Una técnica pionera saca a la luz hasta el último detalle de los documentos.
El artesano que esculpió el sello de plomo, destinado a distinguir un 'Privilegio Real' de Enrique III, se permitió el lujo de incluir un pequeño detalle, un guiño a la posteridad... El medallón de metal representa la efigie del monarca, en cuyo regazo se perfila el escudo de Castilla: un torreón al uso, con sus adarves y sus almenas. En la ventana de uno de ellos, con precisión milimétrica, el orfebre dibujó una mujer desnuda. Diminuta, mínima, casi inapreciable. La chica estaba destinada a permanecer oculta entre los legajos del Archivo de Medina hasta el fin de los tiempos. Pero hace unos meses, aplicando una técnica de digitalización pionera en el mundo, la rescataron del olvido. La doncella, por primera vez en 500 años, volvió a lucir su trasero en público.
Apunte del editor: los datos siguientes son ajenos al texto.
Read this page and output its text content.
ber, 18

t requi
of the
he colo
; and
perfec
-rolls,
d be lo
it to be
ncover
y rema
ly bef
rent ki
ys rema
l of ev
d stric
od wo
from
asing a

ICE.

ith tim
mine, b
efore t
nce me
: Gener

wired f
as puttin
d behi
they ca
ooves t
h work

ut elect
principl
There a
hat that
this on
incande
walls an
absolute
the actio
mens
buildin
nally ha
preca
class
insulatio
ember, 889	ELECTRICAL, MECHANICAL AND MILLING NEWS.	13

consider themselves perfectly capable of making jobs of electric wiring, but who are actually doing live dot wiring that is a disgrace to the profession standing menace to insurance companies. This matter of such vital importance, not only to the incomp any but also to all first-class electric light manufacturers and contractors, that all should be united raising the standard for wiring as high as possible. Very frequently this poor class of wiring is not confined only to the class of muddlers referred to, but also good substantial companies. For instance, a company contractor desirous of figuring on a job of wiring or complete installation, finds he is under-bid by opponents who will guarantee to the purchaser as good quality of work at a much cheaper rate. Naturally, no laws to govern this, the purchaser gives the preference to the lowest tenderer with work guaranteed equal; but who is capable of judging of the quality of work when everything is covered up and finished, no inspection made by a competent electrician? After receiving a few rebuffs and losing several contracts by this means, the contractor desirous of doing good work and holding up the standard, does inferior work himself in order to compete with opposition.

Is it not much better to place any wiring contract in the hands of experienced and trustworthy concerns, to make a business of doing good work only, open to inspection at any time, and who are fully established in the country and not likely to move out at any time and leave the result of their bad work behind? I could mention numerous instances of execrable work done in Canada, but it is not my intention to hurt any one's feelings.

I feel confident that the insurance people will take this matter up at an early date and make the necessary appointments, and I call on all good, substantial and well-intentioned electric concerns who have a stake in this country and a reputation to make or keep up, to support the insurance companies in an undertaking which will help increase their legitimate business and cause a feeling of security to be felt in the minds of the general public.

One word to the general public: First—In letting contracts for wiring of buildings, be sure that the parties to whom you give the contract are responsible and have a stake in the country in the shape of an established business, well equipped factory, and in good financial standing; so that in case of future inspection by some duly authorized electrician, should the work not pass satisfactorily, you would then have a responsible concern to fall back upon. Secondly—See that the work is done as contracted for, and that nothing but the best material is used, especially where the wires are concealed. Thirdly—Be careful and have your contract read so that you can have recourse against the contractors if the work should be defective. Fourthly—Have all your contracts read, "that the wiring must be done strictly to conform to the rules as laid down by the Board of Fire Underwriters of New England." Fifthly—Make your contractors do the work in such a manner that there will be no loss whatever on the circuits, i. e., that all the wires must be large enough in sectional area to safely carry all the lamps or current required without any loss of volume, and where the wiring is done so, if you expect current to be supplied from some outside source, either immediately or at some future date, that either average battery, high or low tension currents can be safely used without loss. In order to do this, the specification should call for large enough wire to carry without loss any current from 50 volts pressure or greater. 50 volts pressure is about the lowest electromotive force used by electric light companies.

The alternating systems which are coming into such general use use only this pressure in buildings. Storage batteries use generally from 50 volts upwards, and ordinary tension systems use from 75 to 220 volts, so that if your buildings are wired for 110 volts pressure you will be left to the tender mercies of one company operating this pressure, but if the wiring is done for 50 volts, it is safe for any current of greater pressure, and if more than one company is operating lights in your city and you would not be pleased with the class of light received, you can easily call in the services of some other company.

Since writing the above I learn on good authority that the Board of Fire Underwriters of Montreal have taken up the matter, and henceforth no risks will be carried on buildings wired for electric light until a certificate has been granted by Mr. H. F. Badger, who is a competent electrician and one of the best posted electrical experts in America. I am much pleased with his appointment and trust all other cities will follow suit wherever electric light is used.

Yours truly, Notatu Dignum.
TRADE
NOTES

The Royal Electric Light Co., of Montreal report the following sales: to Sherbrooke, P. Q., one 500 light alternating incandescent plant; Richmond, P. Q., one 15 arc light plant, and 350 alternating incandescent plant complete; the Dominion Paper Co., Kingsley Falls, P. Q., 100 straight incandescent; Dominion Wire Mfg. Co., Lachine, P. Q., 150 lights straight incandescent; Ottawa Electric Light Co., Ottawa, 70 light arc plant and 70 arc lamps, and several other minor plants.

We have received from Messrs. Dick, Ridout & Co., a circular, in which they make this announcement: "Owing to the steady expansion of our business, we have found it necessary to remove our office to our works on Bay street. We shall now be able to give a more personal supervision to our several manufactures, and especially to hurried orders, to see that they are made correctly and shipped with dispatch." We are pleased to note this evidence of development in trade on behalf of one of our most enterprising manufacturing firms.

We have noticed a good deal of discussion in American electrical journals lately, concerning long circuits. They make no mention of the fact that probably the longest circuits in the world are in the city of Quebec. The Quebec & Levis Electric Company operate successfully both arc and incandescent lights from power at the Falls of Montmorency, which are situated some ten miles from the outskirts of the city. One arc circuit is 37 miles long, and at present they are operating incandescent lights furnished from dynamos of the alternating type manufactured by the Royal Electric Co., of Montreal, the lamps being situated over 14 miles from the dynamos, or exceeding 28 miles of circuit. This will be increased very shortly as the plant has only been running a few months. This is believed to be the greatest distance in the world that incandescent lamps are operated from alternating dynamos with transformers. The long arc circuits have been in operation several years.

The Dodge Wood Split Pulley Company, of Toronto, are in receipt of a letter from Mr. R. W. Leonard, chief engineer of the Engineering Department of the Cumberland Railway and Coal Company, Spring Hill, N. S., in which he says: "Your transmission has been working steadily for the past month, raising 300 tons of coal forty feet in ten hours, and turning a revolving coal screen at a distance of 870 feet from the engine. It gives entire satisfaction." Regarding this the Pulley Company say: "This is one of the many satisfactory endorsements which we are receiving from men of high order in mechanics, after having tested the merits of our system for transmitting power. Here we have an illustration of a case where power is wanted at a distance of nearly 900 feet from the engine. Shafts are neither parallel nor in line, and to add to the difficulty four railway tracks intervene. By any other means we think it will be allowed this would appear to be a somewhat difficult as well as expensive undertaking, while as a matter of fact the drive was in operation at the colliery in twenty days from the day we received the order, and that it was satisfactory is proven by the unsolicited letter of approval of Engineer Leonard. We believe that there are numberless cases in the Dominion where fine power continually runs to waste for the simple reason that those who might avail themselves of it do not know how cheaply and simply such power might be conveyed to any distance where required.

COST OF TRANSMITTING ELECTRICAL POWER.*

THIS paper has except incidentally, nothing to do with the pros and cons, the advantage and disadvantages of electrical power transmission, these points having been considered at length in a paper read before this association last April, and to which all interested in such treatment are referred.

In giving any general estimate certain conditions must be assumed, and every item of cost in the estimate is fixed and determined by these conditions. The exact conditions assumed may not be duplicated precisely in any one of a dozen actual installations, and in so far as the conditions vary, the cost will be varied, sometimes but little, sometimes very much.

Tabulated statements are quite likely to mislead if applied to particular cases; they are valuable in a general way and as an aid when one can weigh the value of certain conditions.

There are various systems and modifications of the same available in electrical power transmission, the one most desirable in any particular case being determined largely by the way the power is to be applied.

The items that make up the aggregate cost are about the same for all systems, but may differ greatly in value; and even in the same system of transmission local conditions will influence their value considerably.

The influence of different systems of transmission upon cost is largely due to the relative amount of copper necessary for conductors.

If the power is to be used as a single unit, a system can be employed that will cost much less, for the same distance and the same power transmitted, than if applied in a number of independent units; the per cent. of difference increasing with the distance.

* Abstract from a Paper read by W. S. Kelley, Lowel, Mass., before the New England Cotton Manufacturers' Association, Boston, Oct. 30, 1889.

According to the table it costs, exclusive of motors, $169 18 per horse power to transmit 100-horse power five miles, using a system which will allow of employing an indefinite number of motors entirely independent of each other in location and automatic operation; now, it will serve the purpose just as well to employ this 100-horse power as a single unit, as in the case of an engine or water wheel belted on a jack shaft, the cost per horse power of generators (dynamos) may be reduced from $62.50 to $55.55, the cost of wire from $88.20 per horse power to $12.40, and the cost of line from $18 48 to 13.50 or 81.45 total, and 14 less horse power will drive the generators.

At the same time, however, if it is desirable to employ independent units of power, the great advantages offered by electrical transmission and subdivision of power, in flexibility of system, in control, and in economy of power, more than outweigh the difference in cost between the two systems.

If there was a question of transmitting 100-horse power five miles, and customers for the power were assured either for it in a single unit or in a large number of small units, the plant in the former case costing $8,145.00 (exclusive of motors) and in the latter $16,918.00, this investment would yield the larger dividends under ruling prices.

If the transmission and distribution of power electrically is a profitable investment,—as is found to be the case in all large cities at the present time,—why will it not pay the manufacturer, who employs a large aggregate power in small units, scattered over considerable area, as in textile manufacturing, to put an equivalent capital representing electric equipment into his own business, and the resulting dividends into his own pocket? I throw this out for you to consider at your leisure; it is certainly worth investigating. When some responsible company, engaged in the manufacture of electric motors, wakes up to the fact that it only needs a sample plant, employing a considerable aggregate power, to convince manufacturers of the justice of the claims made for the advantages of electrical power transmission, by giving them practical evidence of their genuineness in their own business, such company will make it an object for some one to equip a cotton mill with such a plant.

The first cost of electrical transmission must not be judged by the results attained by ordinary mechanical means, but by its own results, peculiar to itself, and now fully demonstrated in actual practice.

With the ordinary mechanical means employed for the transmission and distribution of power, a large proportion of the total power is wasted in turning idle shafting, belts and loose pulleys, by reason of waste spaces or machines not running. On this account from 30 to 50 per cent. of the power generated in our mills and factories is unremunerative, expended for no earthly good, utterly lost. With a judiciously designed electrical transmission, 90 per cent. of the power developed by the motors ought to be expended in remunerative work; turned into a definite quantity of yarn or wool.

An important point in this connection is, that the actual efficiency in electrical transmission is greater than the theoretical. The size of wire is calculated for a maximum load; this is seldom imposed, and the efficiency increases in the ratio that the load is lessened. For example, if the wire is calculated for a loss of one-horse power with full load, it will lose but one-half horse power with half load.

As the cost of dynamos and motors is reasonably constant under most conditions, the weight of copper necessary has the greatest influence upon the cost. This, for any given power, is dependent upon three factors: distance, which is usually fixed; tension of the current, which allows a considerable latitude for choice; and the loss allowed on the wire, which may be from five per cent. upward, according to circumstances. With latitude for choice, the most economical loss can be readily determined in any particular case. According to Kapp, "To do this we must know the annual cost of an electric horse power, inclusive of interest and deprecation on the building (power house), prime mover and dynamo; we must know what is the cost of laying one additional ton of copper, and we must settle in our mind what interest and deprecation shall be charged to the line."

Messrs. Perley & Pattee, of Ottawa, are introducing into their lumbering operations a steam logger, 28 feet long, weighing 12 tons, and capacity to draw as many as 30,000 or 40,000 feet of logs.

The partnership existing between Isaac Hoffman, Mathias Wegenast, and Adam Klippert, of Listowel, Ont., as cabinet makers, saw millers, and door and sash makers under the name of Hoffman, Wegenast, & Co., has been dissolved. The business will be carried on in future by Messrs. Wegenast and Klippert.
Es sólo un ejemplo de lo que la empresa gaditana Miscelánea Cultural puede lograr con el nuevo método de análisis y reproducción de documentos. A grandes rasgos, la idea consiste en someter al documento a cientos de microfotografías con luz de guía láser a capas infrarrojas y capas ultravioleta, el rasterizado de picos y valles y, posteriormente, ensamblar todas las imágenes. Un trabajo de chinos, «es cierto», pero que ofrece unos resultados inmejorables. «Dependiendo del grado de dificultad y del tamaño, se realizan entre un mínimo de 60 y un máximo de 300 fotografías base, aunque un documento de dificultad alta puede llegar a estar compuesto por más de mil tomas».